If you want to use a 'verse chorus verse slightly-different-chorus' way of composing, yes, you can use a first level of a chain to generate the probable musical sequence blocks, and generate each block separately, using at the same time features generated in each part (verse, chorus, slightly-different-chorus etc.) to keep the same feeling.
If you train your model in a way described above, you can then pick a tune in your head, put it in and ask the model to generate the most probable sequence for the whole song. Or, if you're using CRFs with Gibbs sampling, you start from the complete piece and iterate until the probability it fits is large enough.

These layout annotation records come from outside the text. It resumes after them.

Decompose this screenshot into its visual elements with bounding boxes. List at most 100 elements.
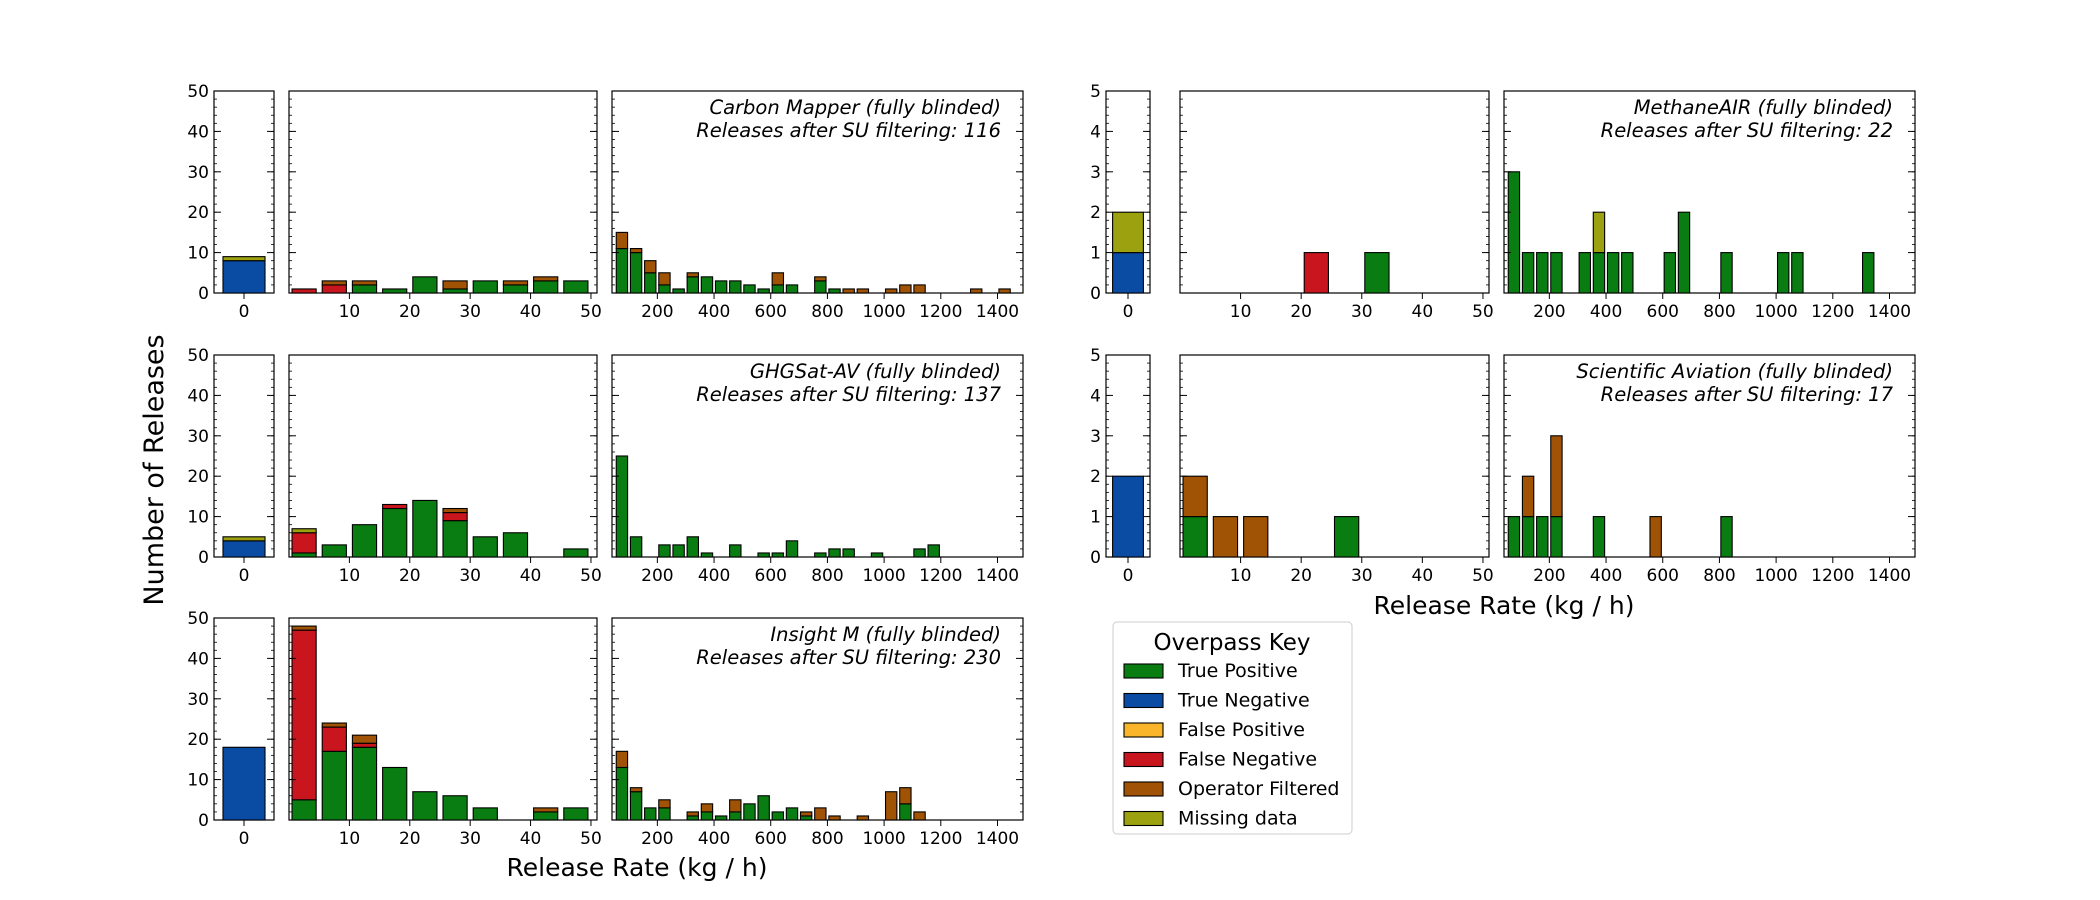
methaneair-panel-zero: 0 1 2 3 4 5 0 <box>1090 82 1151 322</box>
methaneair-low-xtick-label: 30 <box>1351 302 1373 322</box>
scientific-aviation-panel-high: 200 400 600 800 1000 1200 1400 Scientific Aviat… <box>1503 354 1916 586</box>
scientific-aviation-high-bars <box>1507 435 1733 558</box>
insight-m-high-bar-operator-filtered <box>700 803 714 813</box>
ghgsat-av-ytick-label: 10 <box>187 508 209 528</box>
ghgsat-av-high-bar-true-positive <box>913 548 926 558</box>
scientific-aviation-zero-xtick-label: 0 <box>1123 566 1134 586</box>
ghgsat-av-ytick-label: 40 <box>187 386 209 406</box>
carbon-mapper-high-bar-operator-filtered <box>899 284 912 294</box>
insight-m-low-bars <box>291 625 589 821</box>
ghgsat-av-low-xtick-label: 30 <box>459 566 481 586</box>
carbon-mapper-high-bar-operator-filtered <box>686 272 699 278</box>
methaneair-ytick-label: 1 <box>1090 244 1101 264</box>
insight-m-high-bar-operator-filtered <box>615 750 629 769</box>
legend-label-missing-data: Missing data <box>1178 808 1298 830</box>
carbon-mapper-ytick-label: 20 <box>187 203 209 223</box>
insight-m-high-bar-true-positive <box>629 791 643 821</box>
carbon-mapper-high-xtick-label: 1400 <box>976 302 1019 322</box>
carbon-mapper-zero-xtick-label: 0 <box>239 302 250 322</box>
insight-m-low-bar-operator-filtered <box>291 625 317 631</box>
ghgsat-av-zero-axes-frame <box>213 354 275 558</box>
scientific-aviation-high-xtick-label: 1000 <box>1754 566 1797 586</box>
scientific-aviation-low-bar-operator-filtered <box>1212 516 1239 558</box>
insight-m-low-bar-false-negative <box>291 629 317 801</box>
ghgsat-av-ytick-label: 0 <box>198 548 209 568</box>
scientific-aviation-ytick-label: 3 <box>1090 427 1101 447</box>
ghgsat-av-annotation-name: GHGSat-AV (fully blinded) <box>750 360 1001 383</box>
scientific-aviation-high-bar-true-positive <box>1592 516 1606 558</box>
carbon-mapper-ytick-label: 40 <box>187 122 209 142</box>
scientific-aviation-high-xtick-label: 1400 <box>1868 566 1911 586</box>
carbon-mapper-high-bar-operator-filtered <box>629 248 643 254</box>
scientific-aviation-high-bar-true-positive <box>1720 516 1733 558</box>
scientific-aviation-annotation-count: Releases after SU filtering: 17 <box>1601 383 1894 406</box>
carbon-mapper-high-bar-true-positive <box>644 272 657 294</box>
insight-m-panel-high: 200 400 600 800 1000 1200 1400 Insight M (fully… <box>611 617 1024 849</box>
scientific-aviation-high-bar-true-positive <box>1521 516 1535 558</box>
carbon-mapper-high-bar-true-positive <box>700 276 714 294</box>
insight-m-high-xtick-label: 1000 <box>862 829 905 849</box>
insight-m-high-xtick-label: 1400 <box>976 829 1019 849</box>
legend-label-false-negative: False Negative <box>1178 749 1317 771</box>
carbon-mapper-low-bar-operator-filtered <box>351 280 378 286</box>
methaneair-zero-bar-missing-data <box>1112 211 1144 254</box>
insight-m-high-bar-true-positive <box>644 807 657 821</box>
ghgsat-av-low-bar-true-positive <box>472 536 498 558</box>
legend-entry-true-positive: True Positive <box>1123 660 1298 682</box>
scientific-aviation-low-xtick-label: 10 <box>1230 566 1252 586</box>
carbon-mapper-zero-bar-true-negative <box>222 260 266 294</box>
ghgsat-av-high-bar-true-positive <box>757 552 770 558</box>
ghgsat-av-ytick-label: 30 <box>187 427 209 447</box>
methaneair-high-xtick-label: 200 <box>1533 302 1565 322</box>
methaneair-zero-xtick-label: 0 <box>1123 302 1134 322</box>
chart-carbon-mapper: 0 10 20 30 40 50 0 10 20 30 40 50 200 400 600 800 1000 12… <box>187 82 1024 322</box>
carbon-mapper-low-xtick-label: 50 <box>580 302 602 322</box>
carbon-mapper-high-bar-operator-filtered <box>884 288 898 294</box>
methaneair-high-bar-true-positive <box>1621 252 1634 294</box>
scientific-aviation-ytick-label: 4 <box>1090 386 1101 406</box>
scientific-aviation-low-bars <box>1182 475 1360 558</box>
ghgsat-av-low-bar-false-negative <box>291 532 317 554</box>
ghgsat-av-zero-bar-true-negative <box>222 540 266 558</box>
legend-swatch-true-negative <box>1123 692 1164 709</box>
methaneair-high-bar-true-positive <box>1677 211 1691 294</box>
scientific-aviation-ytick-label: 0 <box>1090 548 1101 568</box>
insight-m-high-bar-true-positive <box>785 807 799 821</box>
methaneair-high-axes-frame <box>1503 90 1916 294</box>
legend-entry-missing-data: Missing data <box>1123 808 1298 830</box>
insight-m-zero-bars <box>222 746 266 821</box>
carbon-mapper-high-bar-true-positive <box>658 284 671 294</box>
methaneair-high-xtick-label: 600 <box>1647 302 1679 322</box>
ghgsat-av-high-xtick-label: 600 <box>755 566 787 586</box>
insight-m-ytick-label: 10 <box>187 771 209 791</box>
insight-m-low-xtick-label: 10 <box>339 829 361 849</box>
ghgsat-av-low-bar-true-positive <box>382 507 408 558</box>
methaneair-panel-high: 200 400 600 800 1000 1200 1400 MethaneAIR (full… <box>1503 90 1916 322</box>
ghgsat-av-low-axes-frame <box>288 354 598 558</box>
ghgsat-av-low-bar-true-positive <box>351 524 378 558</box>
insight-m-high-bar-true-positive <box>615 766 629 821</box>
scientific-aviation-low-bar-operator-filtered <box>1182 475 1208 518</box>
ghgsat-av-low-bar-true-positive <box>321 544 347 558</box>
ghgsat-av-low-bar-true-positive <box>442 520 468 558</box>
insight-m-zero-bar-true-negative <box>222 746 266 821</box>
ghgsat-av-high-bar-true-positive <box>814 552 827 558</box>
methaneair-panel-low: 10 20 30 40 50 <box>1179 90 1494 322</box>
insight-m-high-bar-operator-filtered <box>828 815 841 821</box>
insight-m-high-bar-true-positive <box>743 803 756 821</box>
methaneair-zero-bar-true-negative <box>1112 252 1144 294</box>
carbon-mapper-high-bar-true-positive <box>686 276 699 294</box>
ghgsat-av-low-bars <box>291 499 589 558</box>
insight-m-ytick-label: 30 <box>187 690 209 710</box>
ghgsat-av-low-bar-false-negative <box>442 512 468 522</box>
chart-ghgsat-av: 0 10 20 30 40 50 0 10 20 30 40 50 200 400 600 800 1000 12… <box>187 346 1024 586</box>
methaneair-high-xtick-label: 1200 <box>1811 302 1854 322</box>
carbon-mapper-low-axes-frame <box>288 90 598 294</box>
insight-m-low-bar-true-positive <box>563 807 589 821</box>
carbon-mapper-low-bar-true-positive <box>382 288 408 294</box>
legend-title: Overpass Key <box>1154 630 1311 656</box>
carbon-mapper-ytick-label: 0 <box>198 284 209 304</box>
legend-swatch-false-negative <box>1123 751 1164 768</box>
scientific-aviation-zero-bars <box>1112 475 1144 558</box>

Same could be done, somewhat easily, with Hidden Markov Models (I just realised that Markov models might not be the thing I was referring to in the post above, I was talking about statistical variant of Markov chain).
Convolutional neural networks could do the same thing, probably even better than CRFs and HMMs. Music isn't more complex than language and people have been using these sequence modelling methods to do extraordinary things in natural language processing.